Trident Microsystems slides on lowered outlook despite strong Q2
Trident Microsystems, Inc. (Nasdaq: TRID), a semiconductor company focused on multimedia and digital television markets, reported fiscal second-quarter 2008 results above the consensus on Wall Street, but cautioned investors about the remainder of its fiscal year.
Going forward, Trident said it will be in a period of “product transition,” as it moves to develop more system on-a-chip (SoC) solutions. The company also said it anticipates a more competitive environment, which it expects will impact results in calendar year 2008.
For the second half of fiscal 2008, Trident is projecting gross margins to decline to the 45% to 47% range, and further forewarned that as its SoC products ramp up and the market matures, gross margins will trickle down closer to the 40% level.

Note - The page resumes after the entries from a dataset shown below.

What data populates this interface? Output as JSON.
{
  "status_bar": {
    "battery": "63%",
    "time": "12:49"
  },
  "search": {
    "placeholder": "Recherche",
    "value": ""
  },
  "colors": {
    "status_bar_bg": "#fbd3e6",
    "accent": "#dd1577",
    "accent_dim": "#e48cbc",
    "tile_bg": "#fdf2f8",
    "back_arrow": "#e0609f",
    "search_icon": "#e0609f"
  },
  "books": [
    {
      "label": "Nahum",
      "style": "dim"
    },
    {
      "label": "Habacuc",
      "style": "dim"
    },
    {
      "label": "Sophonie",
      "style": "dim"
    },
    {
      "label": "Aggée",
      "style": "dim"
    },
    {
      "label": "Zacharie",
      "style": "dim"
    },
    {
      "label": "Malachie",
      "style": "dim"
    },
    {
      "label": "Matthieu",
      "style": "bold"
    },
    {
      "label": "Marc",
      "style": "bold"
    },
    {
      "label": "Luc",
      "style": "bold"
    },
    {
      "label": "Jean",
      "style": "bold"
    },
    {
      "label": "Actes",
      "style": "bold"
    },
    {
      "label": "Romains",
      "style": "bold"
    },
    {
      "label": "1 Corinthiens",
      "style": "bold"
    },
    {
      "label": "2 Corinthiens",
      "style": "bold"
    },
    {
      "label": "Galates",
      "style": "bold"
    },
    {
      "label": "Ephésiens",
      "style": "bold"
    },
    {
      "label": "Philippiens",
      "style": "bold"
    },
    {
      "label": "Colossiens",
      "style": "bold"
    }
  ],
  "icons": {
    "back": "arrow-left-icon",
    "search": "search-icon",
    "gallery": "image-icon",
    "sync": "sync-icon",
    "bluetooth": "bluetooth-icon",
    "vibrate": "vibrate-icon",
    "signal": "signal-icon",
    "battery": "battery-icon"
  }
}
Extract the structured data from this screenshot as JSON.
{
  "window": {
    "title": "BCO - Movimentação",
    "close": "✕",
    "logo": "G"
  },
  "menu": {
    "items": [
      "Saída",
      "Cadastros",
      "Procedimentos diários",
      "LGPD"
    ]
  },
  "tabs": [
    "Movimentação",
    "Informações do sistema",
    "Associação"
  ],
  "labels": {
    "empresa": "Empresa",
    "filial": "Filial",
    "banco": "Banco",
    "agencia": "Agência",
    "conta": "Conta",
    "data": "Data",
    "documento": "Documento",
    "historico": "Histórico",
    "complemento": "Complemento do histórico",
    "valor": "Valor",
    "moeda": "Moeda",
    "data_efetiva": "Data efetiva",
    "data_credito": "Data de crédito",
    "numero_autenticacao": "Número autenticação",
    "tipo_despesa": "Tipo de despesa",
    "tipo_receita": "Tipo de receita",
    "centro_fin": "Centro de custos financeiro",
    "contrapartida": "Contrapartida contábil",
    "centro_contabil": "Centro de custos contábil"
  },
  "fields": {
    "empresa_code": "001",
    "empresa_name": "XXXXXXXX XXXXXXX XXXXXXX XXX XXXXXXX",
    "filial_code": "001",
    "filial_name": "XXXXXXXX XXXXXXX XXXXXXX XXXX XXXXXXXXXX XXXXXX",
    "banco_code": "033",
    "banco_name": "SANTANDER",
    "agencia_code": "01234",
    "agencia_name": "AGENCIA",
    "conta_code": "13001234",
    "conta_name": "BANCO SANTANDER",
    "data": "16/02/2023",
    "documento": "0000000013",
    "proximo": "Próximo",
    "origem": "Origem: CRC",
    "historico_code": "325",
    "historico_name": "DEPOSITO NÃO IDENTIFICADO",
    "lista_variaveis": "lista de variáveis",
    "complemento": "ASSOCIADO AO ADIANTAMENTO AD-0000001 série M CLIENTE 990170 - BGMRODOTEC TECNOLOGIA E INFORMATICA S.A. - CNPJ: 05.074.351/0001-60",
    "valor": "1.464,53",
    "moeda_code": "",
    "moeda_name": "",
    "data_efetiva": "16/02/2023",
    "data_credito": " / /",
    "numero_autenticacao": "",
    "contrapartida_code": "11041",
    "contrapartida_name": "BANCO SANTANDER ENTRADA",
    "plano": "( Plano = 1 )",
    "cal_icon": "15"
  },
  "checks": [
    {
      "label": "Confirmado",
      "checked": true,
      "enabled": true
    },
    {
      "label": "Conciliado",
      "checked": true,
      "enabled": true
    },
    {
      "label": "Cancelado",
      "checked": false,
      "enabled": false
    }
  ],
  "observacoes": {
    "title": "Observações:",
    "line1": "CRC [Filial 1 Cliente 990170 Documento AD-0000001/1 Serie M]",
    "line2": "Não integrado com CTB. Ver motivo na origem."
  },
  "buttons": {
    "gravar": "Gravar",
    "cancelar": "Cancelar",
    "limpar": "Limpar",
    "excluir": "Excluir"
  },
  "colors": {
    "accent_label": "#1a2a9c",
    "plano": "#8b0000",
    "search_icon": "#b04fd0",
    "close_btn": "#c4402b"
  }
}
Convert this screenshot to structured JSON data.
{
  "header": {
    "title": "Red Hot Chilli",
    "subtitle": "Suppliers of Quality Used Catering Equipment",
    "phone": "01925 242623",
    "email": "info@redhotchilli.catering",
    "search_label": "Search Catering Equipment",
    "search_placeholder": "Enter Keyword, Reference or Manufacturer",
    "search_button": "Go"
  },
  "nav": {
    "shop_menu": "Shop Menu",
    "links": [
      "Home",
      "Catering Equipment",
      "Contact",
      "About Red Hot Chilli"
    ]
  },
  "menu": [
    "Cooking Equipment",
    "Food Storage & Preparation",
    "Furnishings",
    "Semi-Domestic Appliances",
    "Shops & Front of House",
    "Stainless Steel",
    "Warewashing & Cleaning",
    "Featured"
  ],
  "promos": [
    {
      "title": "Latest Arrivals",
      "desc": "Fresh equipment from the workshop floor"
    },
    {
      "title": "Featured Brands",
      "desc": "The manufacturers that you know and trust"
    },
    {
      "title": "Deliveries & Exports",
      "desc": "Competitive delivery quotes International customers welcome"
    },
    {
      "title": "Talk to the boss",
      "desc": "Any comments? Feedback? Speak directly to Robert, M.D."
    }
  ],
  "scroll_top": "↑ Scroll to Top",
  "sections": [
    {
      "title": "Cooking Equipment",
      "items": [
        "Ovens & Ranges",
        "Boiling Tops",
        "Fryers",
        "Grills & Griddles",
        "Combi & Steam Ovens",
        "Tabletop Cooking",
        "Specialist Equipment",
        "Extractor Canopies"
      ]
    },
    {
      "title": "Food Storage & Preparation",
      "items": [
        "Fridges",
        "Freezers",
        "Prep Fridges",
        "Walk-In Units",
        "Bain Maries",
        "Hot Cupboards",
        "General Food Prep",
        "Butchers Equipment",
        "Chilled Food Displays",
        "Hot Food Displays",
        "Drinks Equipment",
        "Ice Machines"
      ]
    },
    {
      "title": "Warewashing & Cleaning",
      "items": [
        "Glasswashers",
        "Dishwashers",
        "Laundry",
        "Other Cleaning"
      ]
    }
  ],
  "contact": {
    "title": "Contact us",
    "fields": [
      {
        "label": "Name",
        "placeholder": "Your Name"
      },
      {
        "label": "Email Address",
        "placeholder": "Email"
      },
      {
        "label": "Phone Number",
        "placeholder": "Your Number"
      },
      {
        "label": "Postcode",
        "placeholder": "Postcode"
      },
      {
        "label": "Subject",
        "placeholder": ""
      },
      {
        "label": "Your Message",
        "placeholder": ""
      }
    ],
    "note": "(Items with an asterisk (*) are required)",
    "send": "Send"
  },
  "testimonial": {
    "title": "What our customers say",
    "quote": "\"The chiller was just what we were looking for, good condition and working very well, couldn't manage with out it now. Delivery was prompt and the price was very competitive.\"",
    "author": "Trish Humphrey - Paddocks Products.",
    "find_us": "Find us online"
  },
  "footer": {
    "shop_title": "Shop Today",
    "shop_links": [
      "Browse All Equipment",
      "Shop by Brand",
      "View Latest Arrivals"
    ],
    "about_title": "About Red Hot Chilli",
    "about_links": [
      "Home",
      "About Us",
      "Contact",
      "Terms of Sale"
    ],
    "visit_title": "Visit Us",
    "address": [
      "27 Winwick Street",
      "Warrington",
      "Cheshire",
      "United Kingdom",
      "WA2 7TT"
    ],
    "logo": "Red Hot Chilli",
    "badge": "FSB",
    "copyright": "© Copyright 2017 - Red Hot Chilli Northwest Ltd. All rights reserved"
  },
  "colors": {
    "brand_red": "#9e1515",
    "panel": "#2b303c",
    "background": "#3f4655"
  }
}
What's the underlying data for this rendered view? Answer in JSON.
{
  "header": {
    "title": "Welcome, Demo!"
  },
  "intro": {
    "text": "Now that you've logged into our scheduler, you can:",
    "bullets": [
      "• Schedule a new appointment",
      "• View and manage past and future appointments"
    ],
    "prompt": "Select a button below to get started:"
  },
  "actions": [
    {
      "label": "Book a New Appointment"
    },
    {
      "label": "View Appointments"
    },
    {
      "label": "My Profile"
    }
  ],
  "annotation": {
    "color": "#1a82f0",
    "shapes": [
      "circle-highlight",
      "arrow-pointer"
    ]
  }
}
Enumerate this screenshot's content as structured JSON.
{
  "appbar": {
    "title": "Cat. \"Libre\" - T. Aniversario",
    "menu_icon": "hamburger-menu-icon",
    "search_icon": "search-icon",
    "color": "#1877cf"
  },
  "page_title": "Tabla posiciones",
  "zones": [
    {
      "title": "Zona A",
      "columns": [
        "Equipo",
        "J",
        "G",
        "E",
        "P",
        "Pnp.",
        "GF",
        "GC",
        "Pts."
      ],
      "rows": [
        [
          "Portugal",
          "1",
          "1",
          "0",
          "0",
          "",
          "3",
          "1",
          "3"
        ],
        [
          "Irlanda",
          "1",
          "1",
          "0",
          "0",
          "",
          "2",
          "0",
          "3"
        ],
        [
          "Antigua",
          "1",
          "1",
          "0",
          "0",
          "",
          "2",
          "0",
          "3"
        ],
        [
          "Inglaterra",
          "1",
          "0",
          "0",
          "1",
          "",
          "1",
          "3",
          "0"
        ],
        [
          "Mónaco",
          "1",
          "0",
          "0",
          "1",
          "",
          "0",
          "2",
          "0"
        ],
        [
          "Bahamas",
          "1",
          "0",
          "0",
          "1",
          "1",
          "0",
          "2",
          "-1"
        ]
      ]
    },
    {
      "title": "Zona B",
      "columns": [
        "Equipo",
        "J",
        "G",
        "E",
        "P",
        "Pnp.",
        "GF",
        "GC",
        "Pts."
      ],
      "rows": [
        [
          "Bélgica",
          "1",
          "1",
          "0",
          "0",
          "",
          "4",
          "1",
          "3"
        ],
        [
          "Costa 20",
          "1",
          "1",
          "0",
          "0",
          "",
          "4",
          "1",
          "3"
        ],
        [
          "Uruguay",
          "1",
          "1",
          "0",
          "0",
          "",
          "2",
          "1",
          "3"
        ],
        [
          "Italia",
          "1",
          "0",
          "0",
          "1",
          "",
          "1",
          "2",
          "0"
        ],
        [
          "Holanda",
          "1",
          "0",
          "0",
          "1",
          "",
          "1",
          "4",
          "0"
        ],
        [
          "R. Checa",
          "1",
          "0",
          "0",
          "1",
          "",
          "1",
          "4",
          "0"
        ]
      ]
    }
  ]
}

“That’s a tough business model,” said Roth Capital analyst Jay Srivatsa. “You’re fighting on price and trading off on margins — it’s simply not sustainable.” Srivatsa downgraded Trident this morning to a “sell” primarily on the company’s projected decline in gross margins, but also due to its discouraging guidance. His price target now stands at $3.50, down from $7.50.
For the third quarter of fiscal 2008, the analyst lowered his EPS estimate to $0.12 from $0.14 and for fiscal 2009 lowered his EPS estimate to $0.35 from $0.64. The analyst left his fiscal 2008 EPS projection unchanged at $0.88. The consensus of 16 analysts surveyed by Thomson Financial is EPS of $0.16 for the third quarter and $0.93 for fiscal 2008. The mean EPS estimate for 2009 is $0.77.
Due to the company’s bleak outlook, investors’ attention deviated from Trident’s strong second-quarter results. For the three months ended Dec. 31, 2007, the Santa Clara, Calif.-based firm recorded net income of $19.4 million, or $0.30 per share, above the $0.23 that 16 analysts polled by Thomson Financial were on average forecasting. This compares with net income of $18.1 million, or $0.28 per share, in the second quarter of fiscal 2007.
The non-GAAP net income number excludes $2.9 million in legal and accounting fees related to the company's investigation into its historical stock option practices, $1.7 million relating to amortization of intangible assets and a $0.8 million gain from the firm’s sale of equity investments. Including these charges, along with $8.4 million in stock-based compensation expense, GAAP net income was $7.3 million, or $0.12 per share.
Revenues for the quarter were $75 million, above the consensus of 15 analysts polled by Thomson Financial of $70.68 million. The current quarter’s top line resented a 10% year-over-year increase from the $68 million reported in the same quarter last year.
Shares of Trident Microsystems are down 1.49%, or $0.08, to $4.95 during morning trading. TRID has been trading in the range of $4.62 to $23.59 for the past 52 weeks.